Weak elasticity and thinness are two distinct conditions that can affect your skin. Weak elasticity is frequently a symptom of moderate or severe dehydration, while potential causes of thin skin include advancing age and excessive exposure to sunlight. You may also develop changes in skin elasticity and thickness as symptoms of a group of genetic disorders known collectively as Ehlers-Danlos syndrome, or EDS.
Loss of normal skin elasticity, also called normal skin turgor, commonly occurs when you lose 10 percent or more of your body fluid, according to the U.S. National Library of Medicine’s Medline Plus. Potential underlying causes of fluid loss include vomiting, diarrhea, decreased fluid intake and heat stroke, which occurs when you sweat excessively while failing to maintain a proper fluid intake. You may also experience weakened skin elasticity after losing extreme amounts of weight or as a symptom of diabetes.
Age-related thin skin develops in combination with a loss of the fatty layer that normally protects your blood vessels, according to the Mayo Clinic. Sun exposure-related thin skin develops when sunlight degrades elastin fibers and collagen in the layer of your skin called the dermis. Additional potential causes of thin skin include genetic predisposition and prolonged use of medications such as topical or oral corticosteroids. You may also develop abnormally thin skin if you have certain bleeding disorders or the dangerous buildup of abnormal proteins associated with the condition called amyloidosis.

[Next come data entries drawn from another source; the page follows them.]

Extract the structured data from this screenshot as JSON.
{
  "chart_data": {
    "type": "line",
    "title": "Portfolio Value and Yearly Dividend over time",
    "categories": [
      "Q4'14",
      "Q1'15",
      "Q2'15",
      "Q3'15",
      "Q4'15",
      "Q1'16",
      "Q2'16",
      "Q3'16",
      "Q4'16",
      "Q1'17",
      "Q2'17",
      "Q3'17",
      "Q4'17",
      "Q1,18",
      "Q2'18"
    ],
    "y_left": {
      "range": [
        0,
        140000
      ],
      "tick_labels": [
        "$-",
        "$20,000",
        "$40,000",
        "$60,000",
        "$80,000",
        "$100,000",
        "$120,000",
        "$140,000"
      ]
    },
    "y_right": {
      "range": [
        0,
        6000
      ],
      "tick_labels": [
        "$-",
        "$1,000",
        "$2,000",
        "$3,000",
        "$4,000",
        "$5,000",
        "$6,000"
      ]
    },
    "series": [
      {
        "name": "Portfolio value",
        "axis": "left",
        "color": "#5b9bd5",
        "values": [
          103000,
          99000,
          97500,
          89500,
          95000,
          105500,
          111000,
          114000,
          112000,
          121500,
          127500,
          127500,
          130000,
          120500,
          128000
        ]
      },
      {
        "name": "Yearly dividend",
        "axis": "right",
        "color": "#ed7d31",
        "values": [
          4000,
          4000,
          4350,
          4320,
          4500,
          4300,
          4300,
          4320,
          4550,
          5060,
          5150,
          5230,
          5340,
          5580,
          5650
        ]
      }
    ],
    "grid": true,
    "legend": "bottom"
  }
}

You can develop both weakened and thin skin as a consequence of destructive changes in connective tissue associated with the various forms of EDS, according to the Arthritis Foundation. In classical EDS, you may develop skin that tears or bruises easily, as well as excessively stretchy skin. You may also experience excessively stretchy skin if you develop the rare form of EDS called arthrochalasia. In vascular EDS, you may develop skin that is thin enough to appear translucent. In the rare form of EDS called dermatosparaxis, you may develop severely fragile skin in combination with a marked loss of skin elasticity.
Diagnosis and Treatment
Your doctor can detect changes in your skin elasticity by momentarily grasping skin on your lower arm or abdomen, as well as the skin on the backs of your hands, Medline Plus reports. If your skin does not rapidly return to normal once released, some form of weakness is present. Your doctor can then uncover and treat the underlying causes of your condition. Although thin skin does not necessarily indicate the presence of medically significant changes, you should consult your doctor for a proper examination and diagnosis, the Mayo Clinic notes.
Treatments for EDS typically focus on the prevention of complications and injuries, the Arthritis Foundation reports. If you have any form of this syndrome, your doctor may recommend steps that include avoidance of activities likely to cause injuries, sun protection and fall prevention methods such as clearing walkways and entrances in your home. If you require surgery, your doctor may repair the resulting incisions with surgical tape or glue rather than traditional stitches.